Things continue to improve. Early in the week I spent some time working on UI for one of Insitu’s applications. User interfaces are not something I’ve spent a lot of time working with, but our scrum master is also our UI person, so when I tell him I’m ready for my next task, he often passes me something that he’s been working on.

The UI is written in C#, a language I don’t have a lot of experience with. In fact, outside of a few blog posts and Wikipedia articles and Learn X in Y Minutes, I had essentially no exposure at all.

Six months ago I would’ve thought it ridiculous to be writing code in a workplace environment in a language that was almost completely foreign to me, but now it doesn’t seem so strange. After all, most programming languages are mostly alike, especially those in the C family. And anyway, I had plenty of people to lean on for help, plus a formal code review process to make sure that I was doing things correctly. I wasn’t moving quickly, by any means, but I was learning a lot and completing tasks.

Speaking of learning, I’m increasingly convinced that learning, rather than already having learned, is the essential skill. But not just learning, learning quickly.

There’s simply no way I could’ve been perfectly prepared for this internship. To be fluent in C, C++, and C#, to know everything there is to know about real-time systems, about hardware components and radio frequency and networking, and Agile and Scrum. I had to know enough to get my foot in the door, but that’s when the real challenge started.

That challenge is really the beauty of it all. Another intern I know told me that he got into computer science when he realized that eventually he’d have his current job in IT mostly figured out. To quote one of my favorite scientists in one of my favorite YouTube videos:

We grow when we challenge ourselves and we stagnate when we do not.

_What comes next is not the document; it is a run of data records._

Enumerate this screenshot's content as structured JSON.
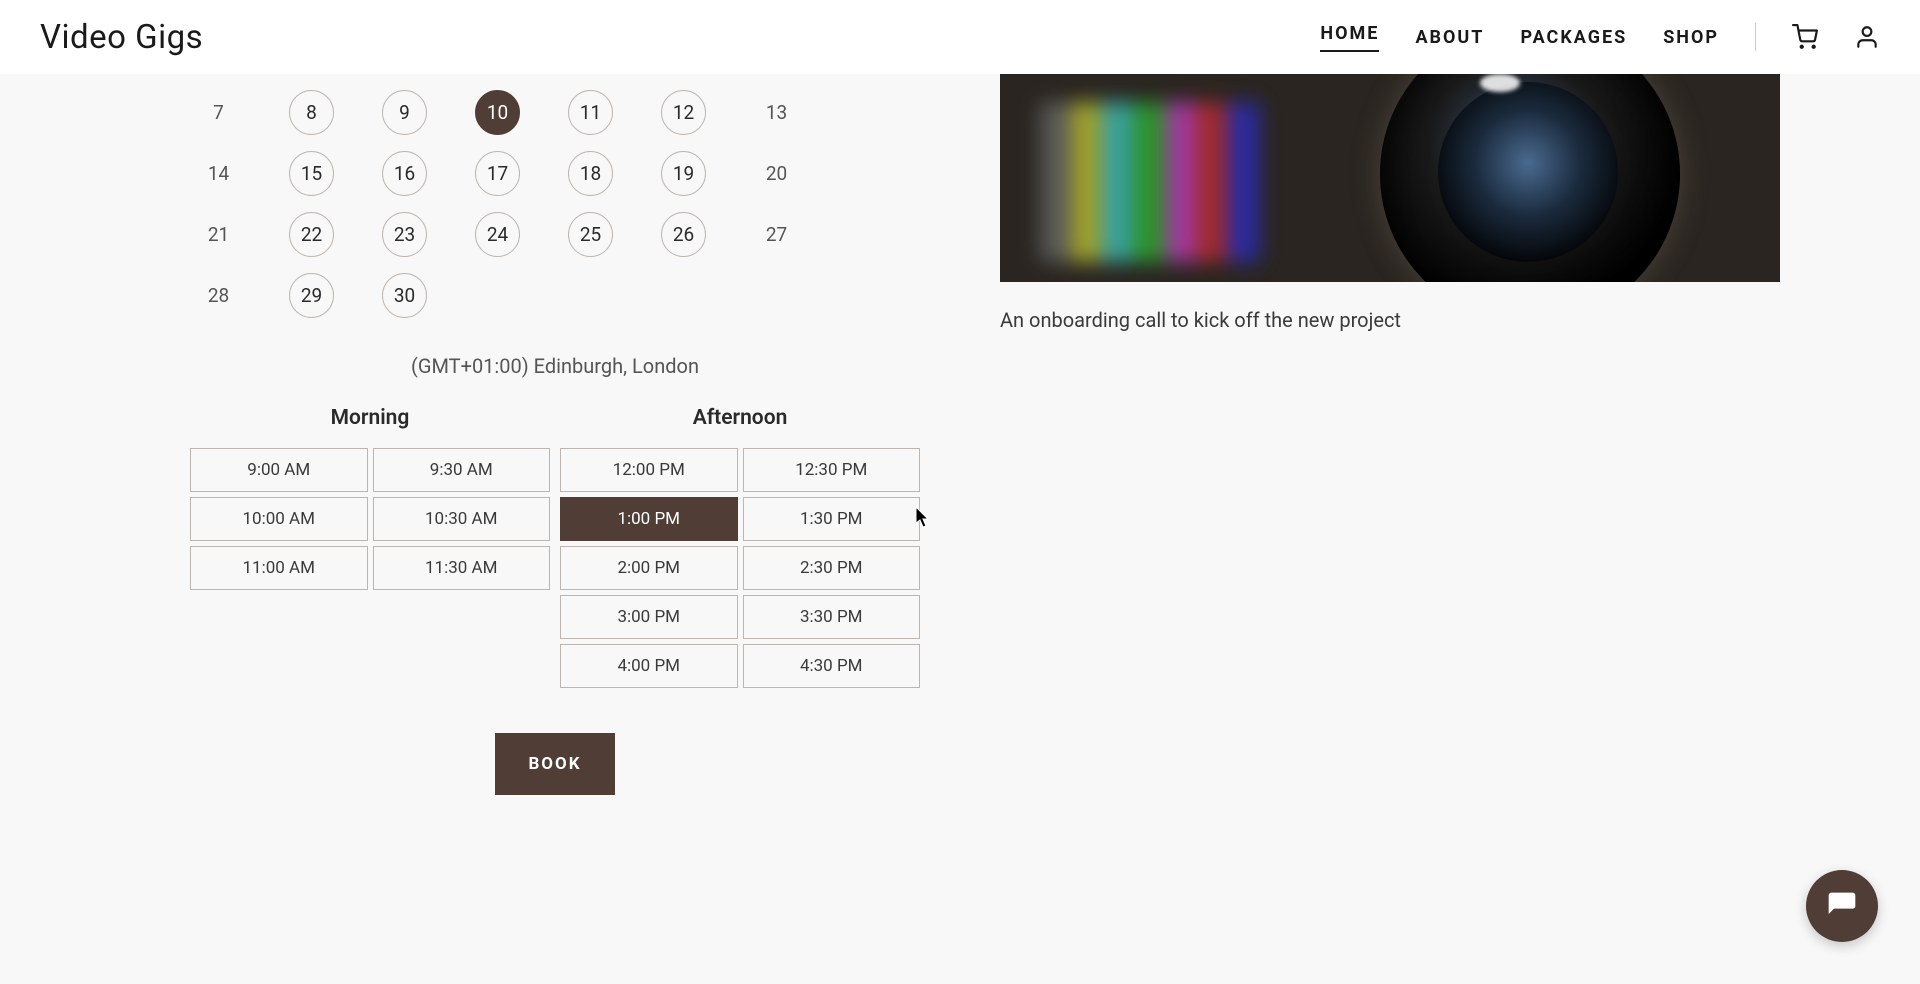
{
  "brand": "Video Gigs",
  "nav": {
    "home": "HOME",
    "about": "ABOUT",
    "packages": "PACKAGES",
    "shop": "SHOP"
  },
  "calendar": {
    "rows": [
      [
        {
          "n": "7",
          "circled": false
        },
        {
          "n": "8",
          "circled": true
        },
        {
          "n": "9",
          "circled": true
        },
        {
          "n": "10",
          "circled": true,
          "selected": true
        },
        {
          "n": "11",
          "circled": true
        },
        {
          "n": "12",
          "circled": true
        },
        {
          "n": "13",
          "circled": false
        }
      ],
      [
        {
          "n": "14",
          "circled": false
        },
        {
          "n": "15",
          "circled": true
        },
        {
          "n": "16",
          "circled": true
        },
        {
          "n": "17",
          "circled": true
        },
        {
          "n": "18",
          "circled": true
        },
        {
          "n": "19",
          "circled": true
        },
        {
          "n": "20",
          "circled": false
        }
      ],
      [
        {
          "n": "21",
          "circled": false
        },
        {
          "n": "22",
          "circled": true
        },
        {
          "n": "23",
          "circled": true
        },
        {
          "n": "24",
          "circled": true
        },
        {
          "n": "25",
          "circled": true
        },
        {
          "n": "26",
          "circled": true
        },
        {
          "n": "27",
          "circled": false
        }
      ],
      [
        {
          "n": "28",
          "circled": false
        },
        {
          "n": "29",
          "circled": true
        },
        {
          "n": "30",
          "circled": true
        }
      ]
    ]
  },
  "timezone": "(GMT+01:00) Edinburgh, London",
  "slots": {
    "morning_label": "Morning",
    "afternoon_label": "Afternoon",
    "morning": [
      "9:00 AM",
      "9:30 AM",
      "10:00 AM",
      "10:30 AM",
      "11:00 AM",
      "11:30 AM"
    ],
    "afternoon": [
      "12:00 PM",
      "12:30 PM",
      "1:00 PM",
      "1:30 PM",
      "2:00 PM",
      "2:30 PM",
      "3:00 PM",
      "3:30 PM",
      "4:00 PM",
      "4:30 PM"
    ],
    "selected": "1:00 PM"
  },
  "book_label": "BOOK",
  "caption": "An onboarding call to kick off the new project",
  "colors": {
    "accent": "#4f3d36"
  }
}
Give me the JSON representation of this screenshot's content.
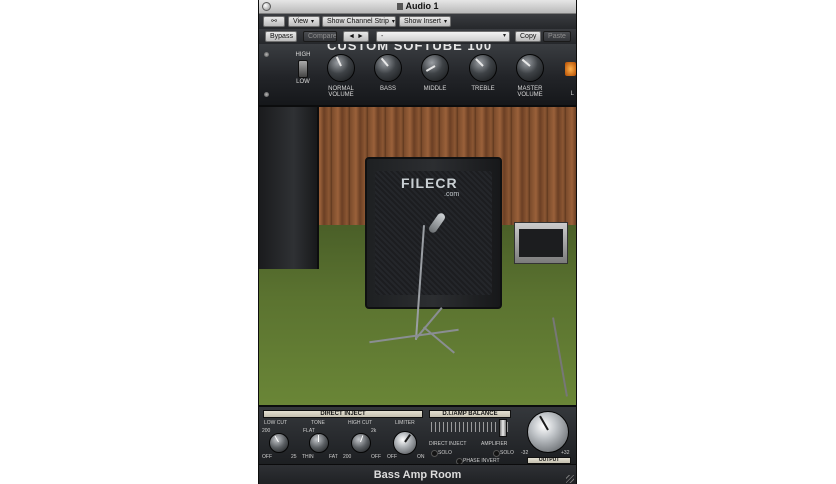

I want to zoom back in a little bit on the learning, because I’m realizing that there are really two sides to it: “book learning” and “shotgun learning.”

Book Learning

This kind of learning is general and well-documented. There are books and manuals and YouTube and StackOverflow. It can be directed or self-guided and done at home or at school.

Shotgun Learning

Shotgun learning is what I experience when I start a new task and lead person on it spends a few minutes getting me up to speed. I say shotgun not just because it’s fast and ad-hoc, but because it’s literally a hundred tiny little things flying out at a thousand miles an hour and if I blink, I’ll miss it. And when I do, there’s no turning to some manual or website. I have to go back to the person, hat in hand, and ask them to repeat what they’d just told me.

I’m not sure that this is a skill that can be developed, but I’m still pretending that it is. I focus intently on what they’re saying (no mind wandering!), take as many notes as I can, and write down all the questions that immediately come to mind. And if it involves a computer, I try to make sure I’m the one at the mouse and keyboard. Otherwise I miss out on the potential to develop a bit of muscle memory. I always end up with a bunch of questions that I forgot to ask when the person was right in front of me, but I think that’s inevitable.